As a new resident and retired senior in the Qualicum Beach area, I am following the strata age bylaw with great interest. At the council meeting I attended, three of five members of the Qualicum Beach council voted in favour of this bylaw which is, at best, a shameless “workaround” to restrict the long-established rights of independent strata councils to set an age limit for their corporation.
The B.C. courts have previously ruled on this issue and found there are compelling reasons to support age limits for seniors who prefer to live in the typically peaceful, and secure, environment of an age 55-plus setting.
The supporting council members at this meeting were relying on an irrational argument that, “anyone opposed to this bylaw is against living around children.”
Nothing could be further from the truth, and this is certainly not the primary reason the courts have supported age restrictions in past judgements.

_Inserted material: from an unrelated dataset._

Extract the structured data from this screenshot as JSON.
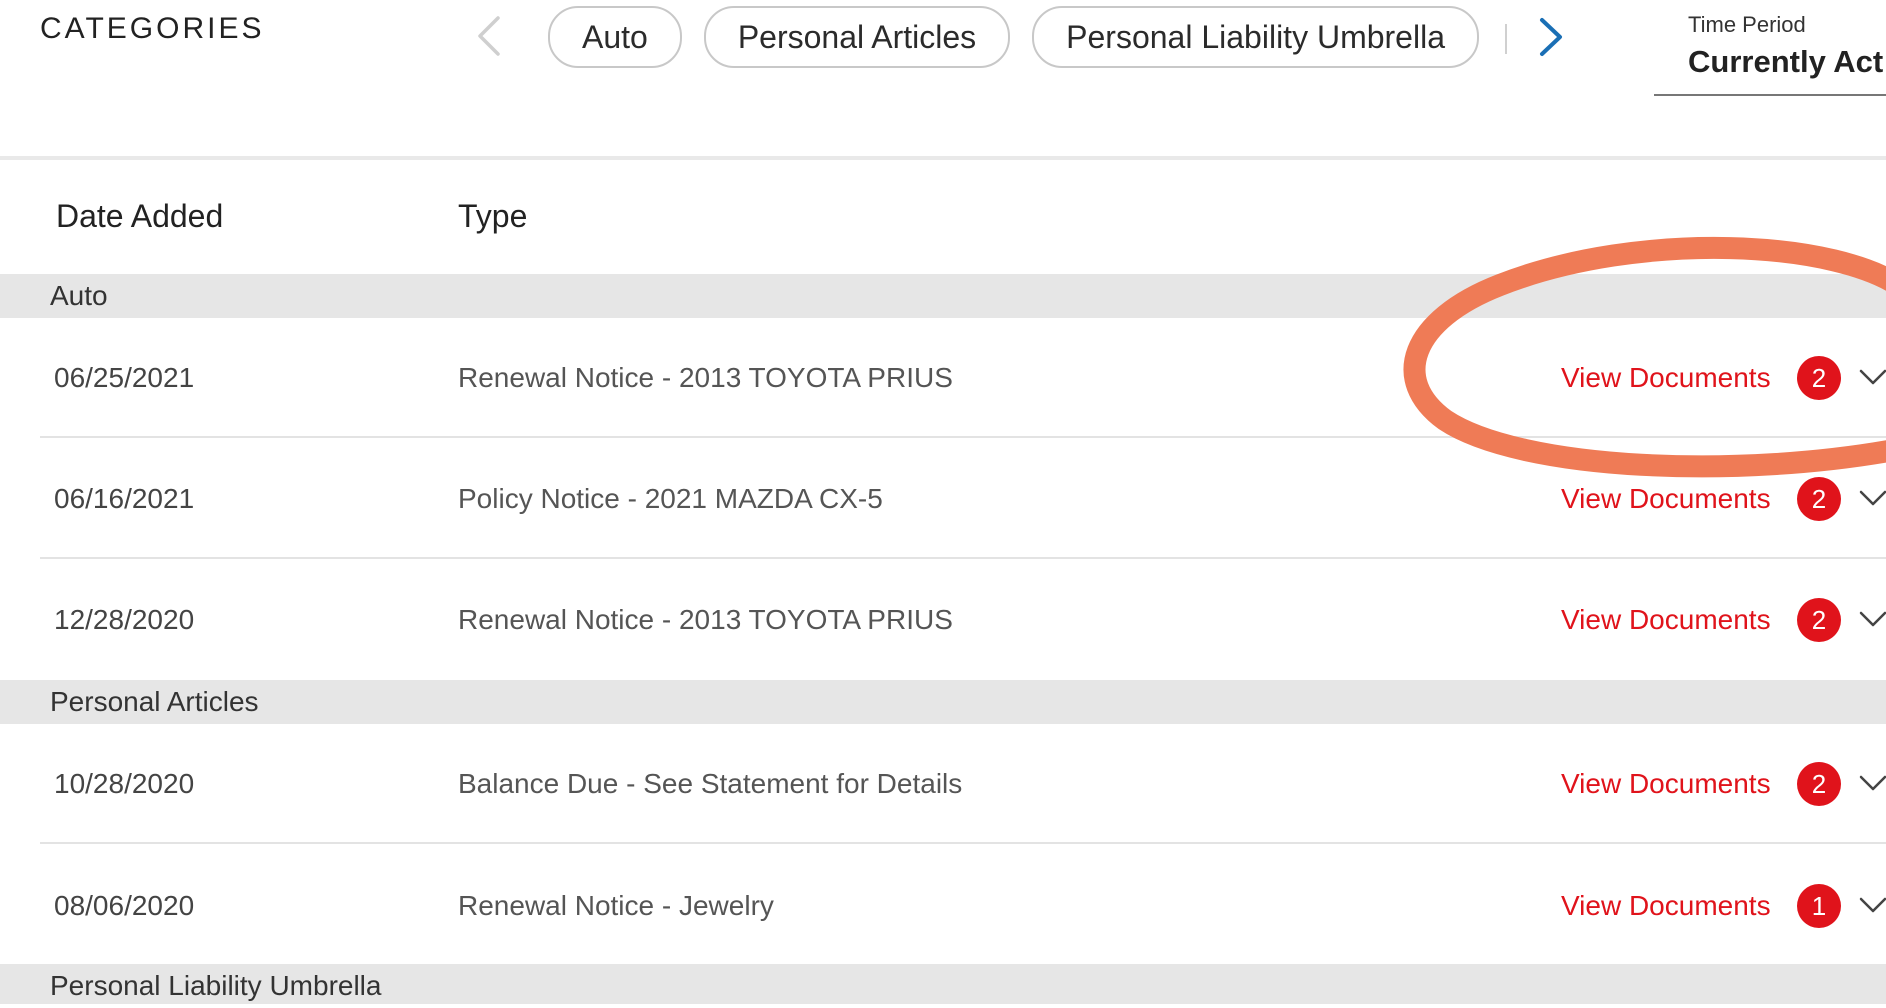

Apart from the impact on property values, from my experience as a property manager, I know most issues arise due to the lifestyle differences between the older folks and the 19 (just old enough to sign a rental least)-to-30-something age groups.
Many of the younger adults are on their own for the first time.
Vulnerable seniors are looking for “quiet enjoyment” and “safety” which, if compromised, leads to anxiety and distress.
Finally, the notion this bylaw applies only to new construction may be discriminatory in the sense that it would deny local seniors the option of moving into a new, age-regulated complex in their chosen community.
To attract families, the focus should be on creating more employment, not restricting citizens’ rights.